In den Akten findet sich die ganze Beweislage, wie sie sich der Staatsanwaltschaft darstellt. Daraus kann man abschätzen, wie das Verfahren wohl abgeschlossen wird (Einstellung, Strafbefehl, Anklage) und welche Straftaten noch im Raum stehen. Ein erfahrener Anwalt wird auch weitere Ansatzpunkte für seine Verteidigungsarbeit darin finden.

Wann ist Gefahr im Verzug?

Viele strafprozessuale Maßnahmen wie Durchsuchungen oder Festnahmen können grundsätzlich nur durch den Richter angeordnet werden. Ausnahmen gibt es aber dann, wenn „Gefahr im Verzug“ vorliegt, in diesem Fall kann daneben der Staatsanwalt, meist sogar auch noch ein Polizeibeamter die Maßnahme anordnen. Gefahr im Verzug ist dann gegeben, wenn der Erfolg der Maßnahme durch die Verzögerung, die das Einholen der richterlichen Entscheidung mit sich brächte, gefährdet würde.

Das ist einsichtig, wenn bspw. der Verdächtige mit einiger Sicherheit Beweismittel aus seiner Wohnung verschwinden ließe, wenn man erst einen richterlichen Durchsuchungsbefehl beantragen würde. Allerdings darf nicht allein die Tatsache, dass es kompliziert ist, den Richter zu verständigen dazu führen, dass man dies unterlässt – die Verfahrensvorschrift ist ja gerade dazu da, eine gewisse Hürde in den Grundrechtseingriff einzubauen.

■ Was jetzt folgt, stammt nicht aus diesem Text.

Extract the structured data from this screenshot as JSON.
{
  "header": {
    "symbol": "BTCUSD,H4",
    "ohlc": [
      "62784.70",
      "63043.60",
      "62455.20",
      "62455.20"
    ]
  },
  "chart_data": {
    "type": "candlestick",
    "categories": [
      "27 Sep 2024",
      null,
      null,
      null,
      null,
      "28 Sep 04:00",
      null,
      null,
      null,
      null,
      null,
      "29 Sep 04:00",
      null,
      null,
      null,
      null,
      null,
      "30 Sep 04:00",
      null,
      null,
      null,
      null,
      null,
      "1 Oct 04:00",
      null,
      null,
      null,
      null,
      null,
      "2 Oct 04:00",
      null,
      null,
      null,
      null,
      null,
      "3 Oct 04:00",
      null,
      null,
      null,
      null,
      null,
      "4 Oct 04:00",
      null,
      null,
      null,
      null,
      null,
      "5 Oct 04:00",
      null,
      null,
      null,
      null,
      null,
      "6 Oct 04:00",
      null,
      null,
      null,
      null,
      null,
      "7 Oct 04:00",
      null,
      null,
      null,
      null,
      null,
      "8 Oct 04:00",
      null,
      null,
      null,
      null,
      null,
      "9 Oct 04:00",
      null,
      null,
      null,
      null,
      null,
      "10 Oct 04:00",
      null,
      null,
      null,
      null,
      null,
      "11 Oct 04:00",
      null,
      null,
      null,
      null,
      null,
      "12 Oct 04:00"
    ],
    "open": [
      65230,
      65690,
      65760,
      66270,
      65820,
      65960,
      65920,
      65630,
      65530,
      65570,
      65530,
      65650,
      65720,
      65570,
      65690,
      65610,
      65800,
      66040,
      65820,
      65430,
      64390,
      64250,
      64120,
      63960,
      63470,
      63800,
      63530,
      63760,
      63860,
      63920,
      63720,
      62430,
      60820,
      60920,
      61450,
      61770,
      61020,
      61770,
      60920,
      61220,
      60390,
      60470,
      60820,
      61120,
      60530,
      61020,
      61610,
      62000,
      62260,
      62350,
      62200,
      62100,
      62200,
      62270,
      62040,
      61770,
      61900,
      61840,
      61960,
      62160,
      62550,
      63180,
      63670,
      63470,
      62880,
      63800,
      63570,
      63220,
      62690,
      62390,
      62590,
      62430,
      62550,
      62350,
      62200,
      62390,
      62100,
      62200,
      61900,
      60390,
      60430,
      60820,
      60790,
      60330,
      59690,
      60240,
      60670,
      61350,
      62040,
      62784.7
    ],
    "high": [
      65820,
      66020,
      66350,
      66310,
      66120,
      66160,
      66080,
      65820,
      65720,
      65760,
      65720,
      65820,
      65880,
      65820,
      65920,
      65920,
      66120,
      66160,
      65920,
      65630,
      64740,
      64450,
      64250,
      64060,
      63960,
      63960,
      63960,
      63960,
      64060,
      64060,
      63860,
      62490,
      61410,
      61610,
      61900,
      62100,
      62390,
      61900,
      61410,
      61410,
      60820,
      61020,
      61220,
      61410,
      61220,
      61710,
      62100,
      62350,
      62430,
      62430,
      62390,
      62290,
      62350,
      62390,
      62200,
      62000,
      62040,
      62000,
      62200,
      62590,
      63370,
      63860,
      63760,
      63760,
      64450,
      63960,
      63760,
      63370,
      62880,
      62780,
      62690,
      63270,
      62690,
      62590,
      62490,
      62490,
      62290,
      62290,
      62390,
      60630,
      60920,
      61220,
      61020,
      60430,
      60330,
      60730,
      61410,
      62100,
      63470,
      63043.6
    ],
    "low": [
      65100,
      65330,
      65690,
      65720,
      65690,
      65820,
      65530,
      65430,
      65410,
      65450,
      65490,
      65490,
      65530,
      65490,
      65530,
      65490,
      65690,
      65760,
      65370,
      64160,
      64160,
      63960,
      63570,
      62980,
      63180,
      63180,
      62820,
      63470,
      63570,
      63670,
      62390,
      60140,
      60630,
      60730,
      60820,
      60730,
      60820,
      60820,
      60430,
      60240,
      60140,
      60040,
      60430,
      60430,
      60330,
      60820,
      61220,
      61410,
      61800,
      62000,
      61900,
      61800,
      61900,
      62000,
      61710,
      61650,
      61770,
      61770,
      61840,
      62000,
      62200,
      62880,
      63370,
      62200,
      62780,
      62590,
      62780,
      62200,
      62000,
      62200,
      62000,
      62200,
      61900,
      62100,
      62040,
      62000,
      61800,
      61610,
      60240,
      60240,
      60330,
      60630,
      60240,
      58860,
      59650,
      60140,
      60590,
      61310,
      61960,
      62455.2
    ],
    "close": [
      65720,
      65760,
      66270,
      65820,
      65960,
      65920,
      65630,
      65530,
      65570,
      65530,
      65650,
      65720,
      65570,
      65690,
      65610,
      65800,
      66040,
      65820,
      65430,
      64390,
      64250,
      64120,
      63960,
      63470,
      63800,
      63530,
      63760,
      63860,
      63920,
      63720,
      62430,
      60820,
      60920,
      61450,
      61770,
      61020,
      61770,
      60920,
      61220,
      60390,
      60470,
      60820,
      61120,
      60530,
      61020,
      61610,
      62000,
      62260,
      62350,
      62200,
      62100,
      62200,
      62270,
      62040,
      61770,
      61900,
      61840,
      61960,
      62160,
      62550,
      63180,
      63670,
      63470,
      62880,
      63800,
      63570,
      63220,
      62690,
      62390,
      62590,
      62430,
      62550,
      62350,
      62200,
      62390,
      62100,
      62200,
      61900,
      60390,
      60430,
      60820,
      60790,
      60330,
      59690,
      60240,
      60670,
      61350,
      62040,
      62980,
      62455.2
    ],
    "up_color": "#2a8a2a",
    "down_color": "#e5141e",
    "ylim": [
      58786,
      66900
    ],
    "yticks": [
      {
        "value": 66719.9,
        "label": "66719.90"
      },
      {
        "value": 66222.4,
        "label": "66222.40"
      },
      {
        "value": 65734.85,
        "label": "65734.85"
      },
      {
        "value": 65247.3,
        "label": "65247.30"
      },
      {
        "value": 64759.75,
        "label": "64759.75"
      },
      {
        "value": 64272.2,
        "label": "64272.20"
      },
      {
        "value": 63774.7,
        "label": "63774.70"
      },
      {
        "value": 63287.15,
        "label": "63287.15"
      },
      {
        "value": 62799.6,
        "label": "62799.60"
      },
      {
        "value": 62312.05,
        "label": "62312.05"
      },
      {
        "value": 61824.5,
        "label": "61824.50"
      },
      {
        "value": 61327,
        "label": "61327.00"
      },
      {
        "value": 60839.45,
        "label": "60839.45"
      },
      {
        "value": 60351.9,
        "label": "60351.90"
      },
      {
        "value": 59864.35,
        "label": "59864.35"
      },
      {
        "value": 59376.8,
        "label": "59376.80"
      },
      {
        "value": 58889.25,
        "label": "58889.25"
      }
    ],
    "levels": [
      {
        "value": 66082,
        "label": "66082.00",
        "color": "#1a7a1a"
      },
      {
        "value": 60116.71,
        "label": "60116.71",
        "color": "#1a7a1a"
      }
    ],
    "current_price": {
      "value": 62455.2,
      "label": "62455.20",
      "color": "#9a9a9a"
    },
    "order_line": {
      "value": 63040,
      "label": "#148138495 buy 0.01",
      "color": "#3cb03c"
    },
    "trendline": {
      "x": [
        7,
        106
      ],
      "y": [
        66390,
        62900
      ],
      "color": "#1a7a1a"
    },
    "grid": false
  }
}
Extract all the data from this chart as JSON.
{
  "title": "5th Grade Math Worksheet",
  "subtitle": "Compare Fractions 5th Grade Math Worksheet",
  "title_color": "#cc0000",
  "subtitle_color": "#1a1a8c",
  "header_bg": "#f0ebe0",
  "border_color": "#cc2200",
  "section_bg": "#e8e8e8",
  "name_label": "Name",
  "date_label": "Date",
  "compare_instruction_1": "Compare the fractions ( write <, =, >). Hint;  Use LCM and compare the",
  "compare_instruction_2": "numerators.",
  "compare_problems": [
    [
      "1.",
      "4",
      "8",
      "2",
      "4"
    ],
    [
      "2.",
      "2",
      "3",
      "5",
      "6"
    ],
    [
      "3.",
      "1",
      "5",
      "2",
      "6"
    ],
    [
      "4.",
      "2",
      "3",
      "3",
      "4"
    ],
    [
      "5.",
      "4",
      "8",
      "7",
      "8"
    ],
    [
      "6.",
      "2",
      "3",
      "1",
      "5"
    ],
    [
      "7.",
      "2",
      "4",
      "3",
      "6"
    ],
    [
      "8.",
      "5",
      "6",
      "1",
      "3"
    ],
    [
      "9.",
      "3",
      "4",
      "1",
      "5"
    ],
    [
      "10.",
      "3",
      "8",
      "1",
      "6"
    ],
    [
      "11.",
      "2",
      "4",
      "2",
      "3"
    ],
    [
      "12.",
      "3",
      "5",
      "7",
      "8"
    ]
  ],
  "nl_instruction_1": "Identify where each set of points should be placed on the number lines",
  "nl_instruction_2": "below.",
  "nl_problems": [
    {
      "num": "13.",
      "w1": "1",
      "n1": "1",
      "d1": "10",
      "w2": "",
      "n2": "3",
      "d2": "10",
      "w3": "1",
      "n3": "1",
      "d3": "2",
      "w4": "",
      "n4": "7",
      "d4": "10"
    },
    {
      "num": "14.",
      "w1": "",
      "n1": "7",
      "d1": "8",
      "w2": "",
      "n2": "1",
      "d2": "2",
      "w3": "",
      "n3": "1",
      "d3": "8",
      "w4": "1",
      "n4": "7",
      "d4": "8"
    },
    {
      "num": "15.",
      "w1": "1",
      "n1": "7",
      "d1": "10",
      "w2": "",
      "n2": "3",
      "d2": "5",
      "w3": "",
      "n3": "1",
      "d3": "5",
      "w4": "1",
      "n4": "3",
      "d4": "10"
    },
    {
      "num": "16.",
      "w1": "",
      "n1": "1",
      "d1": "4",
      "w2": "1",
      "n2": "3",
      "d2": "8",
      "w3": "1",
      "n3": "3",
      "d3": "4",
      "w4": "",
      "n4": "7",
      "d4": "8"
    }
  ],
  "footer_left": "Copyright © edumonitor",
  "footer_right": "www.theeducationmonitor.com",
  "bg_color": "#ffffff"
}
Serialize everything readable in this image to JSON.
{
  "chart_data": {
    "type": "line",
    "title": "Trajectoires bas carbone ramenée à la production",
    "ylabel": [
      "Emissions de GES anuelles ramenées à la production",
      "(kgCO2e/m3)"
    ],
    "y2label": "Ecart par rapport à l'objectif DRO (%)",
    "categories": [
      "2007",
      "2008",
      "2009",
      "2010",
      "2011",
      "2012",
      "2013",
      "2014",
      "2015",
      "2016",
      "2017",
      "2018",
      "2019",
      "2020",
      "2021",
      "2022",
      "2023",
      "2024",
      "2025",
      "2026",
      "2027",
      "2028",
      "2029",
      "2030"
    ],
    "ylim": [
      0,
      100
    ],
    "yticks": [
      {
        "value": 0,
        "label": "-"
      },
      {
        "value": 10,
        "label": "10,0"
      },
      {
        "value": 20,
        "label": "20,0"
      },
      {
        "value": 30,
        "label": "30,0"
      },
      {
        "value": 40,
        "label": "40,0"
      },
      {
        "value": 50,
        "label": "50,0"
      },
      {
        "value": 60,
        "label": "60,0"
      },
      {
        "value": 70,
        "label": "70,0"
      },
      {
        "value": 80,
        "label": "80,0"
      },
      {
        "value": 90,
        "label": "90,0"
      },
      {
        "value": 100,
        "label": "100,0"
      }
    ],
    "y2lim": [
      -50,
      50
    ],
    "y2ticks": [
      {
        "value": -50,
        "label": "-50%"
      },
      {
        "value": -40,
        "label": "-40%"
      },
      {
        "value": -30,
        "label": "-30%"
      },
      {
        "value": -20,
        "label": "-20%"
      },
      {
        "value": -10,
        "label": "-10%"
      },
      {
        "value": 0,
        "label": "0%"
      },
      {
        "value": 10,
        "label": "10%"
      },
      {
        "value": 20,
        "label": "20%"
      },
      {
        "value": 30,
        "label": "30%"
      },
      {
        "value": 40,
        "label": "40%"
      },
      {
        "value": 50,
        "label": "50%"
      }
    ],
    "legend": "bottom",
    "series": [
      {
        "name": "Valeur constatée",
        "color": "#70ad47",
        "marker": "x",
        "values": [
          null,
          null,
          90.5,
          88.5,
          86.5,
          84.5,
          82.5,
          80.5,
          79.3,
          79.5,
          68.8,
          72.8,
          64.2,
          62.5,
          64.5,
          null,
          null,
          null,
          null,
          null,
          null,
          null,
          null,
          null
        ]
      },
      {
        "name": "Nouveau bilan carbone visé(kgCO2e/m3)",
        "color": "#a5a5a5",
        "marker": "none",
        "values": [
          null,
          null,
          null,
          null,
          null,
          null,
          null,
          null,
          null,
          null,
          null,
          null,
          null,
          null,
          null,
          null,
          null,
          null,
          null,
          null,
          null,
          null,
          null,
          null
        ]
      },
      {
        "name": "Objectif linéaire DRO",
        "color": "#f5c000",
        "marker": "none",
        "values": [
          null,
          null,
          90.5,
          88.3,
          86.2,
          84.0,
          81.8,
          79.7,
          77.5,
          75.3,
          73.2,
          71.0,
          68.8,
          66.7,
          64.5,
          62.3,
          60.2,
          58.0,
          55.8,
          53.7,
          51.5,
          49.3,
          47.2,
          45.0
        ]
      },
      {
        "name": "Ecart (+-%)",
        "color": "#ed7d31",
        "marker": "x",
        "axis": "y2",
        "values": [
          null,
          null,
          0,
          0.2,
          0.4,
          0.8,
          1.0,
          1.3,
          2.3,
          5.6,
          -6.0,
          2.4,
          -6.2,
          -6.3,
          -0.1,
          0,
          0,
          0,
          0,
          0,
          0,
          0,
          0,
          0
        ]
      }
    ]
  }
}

Wer ordnet eine Hausdurchsuchung an?

§ 105 Abs. 1 Satz 1 StPO regelt dies folgendermaßen:

Durchsuchungen dürfen nur durch den Richter, bei Gefahr im Verzug auch durch die Staatsanwaltschaft und ihre Ermittlungspersonen (§ 152 des Gerichtsverfassungsgesetzes) angeordnet werden.

Das Merkmal „Gefahr im Verzug“ ist dabei nicht allzu eng auszulegen, in der Praxis kann die Polizei daher sehr häufig selbst die Durchsuchung anordnen.

Hab ich ein Recht darauf, dass mein Verfahren per Strafbefehl erledigt wird?

Nein, die Wahl der Verfahrensart obliegt der Staatsanwaltschaft. Sie nimmt diesen Weg, „wenn sie nach dem Ergebnis der Ermittlungen eine Hauptverhandlung nicht für erforderlich erachtet“ (§ 407 Abs. 1 Satz 2 StPO). Es kommt also ganz auf ihre Einschätzung an und regelmäßig wird die Staatsanwaltschaft auch diesen einfachen Weg wählen. Ein Recht darauf hat der Beschuldigte aber nicht.

Ein Zeuge sagt in der Verhandlung gegen mich falsch aus. Was soll ich tun?

Reden Sie mit Ihrem Verteidiger. Dieser wird notfalls eine Unterbrechung beantragen, um das weitere Vorgehen zu besprechen.

Sollten Sie keinen Verteidiger haben, ist es schwer, einen allgemeinen Rat zu erteilen. Sie dürfen nach der Befragung durch die Staatsanwaltschaft auch selbst Fragen an den Zeugen stellen. Ob und wie Sie davon Gebrauch machen sollten, hängt vom Einzelfall ab. Sie können auch Erklärungen zur Aussage abgeben.

Keinesfalls sollten Sie jedoch „Lügner!“ quer durch den Gerichtssaal schreien oder sonst die Fassung verlieren. Das wird sich eher negativ auswirken.

Wie lange darf ein Ermittlungsverfahren dauern?

Das lässt sich so pauschal nicht sagen. Eine absolute Grenze ist natürlich das Eintreten der Verjährung, das bedeutet aber auch wieder nicht, dass sich die Staatsanwaltschaft so lange Zeit lassen kann.

Grundsätzlich muss das Verfahren ordnungsgemäß beschleunigt und zügig durchgeführt werden. Andererseits dürfen auch notwendige zeitraubende Ermittlungsmaßnahmen wie Sachverständigengutachten durchgeführt werden.